If the brain is no longer able to coordinate all the systems in the body, such that the person cannot breathe on his own, maintain the heart beat and blood circulation spontaneously, and remain conscious, can you say he is still alive?

The Harvard doctors listed six criteria to establish brain death but left this question unanswered to this day.

Despite the Minister of State for Health Balaji Sadasivan's reassuring comment made to reporters recently - 'There is very scientific and medical criteria to determine brain death' - the question remains whether people are really dead if they are brain dead.

After all, we are talking about warm, pink bodies in whom hearts continue to beat. In fact, for brain-dead organ donors, the life-support machine is left on so the heart continues to beat and pump blood through organs.

In 1997, the CBS television show, 60 Minutes, aired a story entitled, Not Quite Dead, about how brain-dead persons could be kept alive for surprisingly long periods.

It had been an article of faith that brain death would lead to the heart stopping despite all treatment.

In fact, persons declared brain dead are known to have hearts that continue to beat on their own. A study of 155 persons with no electrical activity or blood flow in the brain - whole brain death - revealed that 80 survived two weeks, 44 four weeks, 20 two months, seven six months, and four longer than one year.

The longest-known survivor was declared brain dead at four from meningitis.

Scans show that his brain has liquefied. Today, the 20-year-old American is still comatose but, without question, alive.

That the issue remains unsettled is evident from the fact that in the United States, the whole brain must stop functioning to diagnose brain death whereas, in Britain, brain-stem death is enough.

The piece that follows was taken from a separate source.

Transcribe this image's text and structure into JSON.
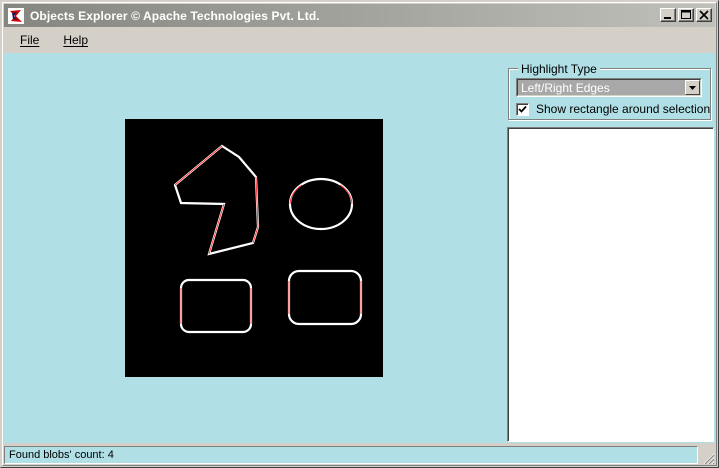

The brain stem is the lower part of the brain that connects the cerebral hemispheres in the skull to the spinal cord in the backbone; it controls breathing, digestion, heart rate, blood pressure and how we stay awake.

The definition of death becomes an issue only because of organ transplantation.

If doctors wait until the heart stops beating before they harvest organs, they must race against the clock to transplant them before they become unviable.

How long to wait after the heart stops before declaring a person truly dead?

There are no answers in medical texts, which never had to deal with this before.

After 60 Minutes aired the episode, the US government asked the Institute of Medicine to look for an answer.

The prestigious non-profit group concluded that it was virtually certain that the heart would not restart on its own after five minutes although there were 'no scientific studies to allow a definite conclusion. (On this, there is a) lack of scientific certainty'.

After all, the ticker can - even after five minutes - be kicked back into life with a defibrillator; the resuscitated person may even come back with some brain function intact.

BETTER GUIDELINE FOR ORGAN REMOVAL?

THERE is no question that transplantations save lives but policy-makers owe it to would-be donors to define death plainly, especially in Singapore's opt-out system.

In opt-in systems where people have to pledge to be donors, many resist signing up precisely because of the uncertainty over brain death.

Plainly, 'as good as dead' isn't quite the same as 'really dead', and we must not sidestep the issue by declaring would-be donors dead too soon.

It may indeed be good policy to permit organ removal after five minutes - or to follow some better guideline - but, first, we must engage in the appropriate debate, not dismiss doubts and fears in a cavalier fashion.


* Andy Ho is a senior writer with The Straits Times.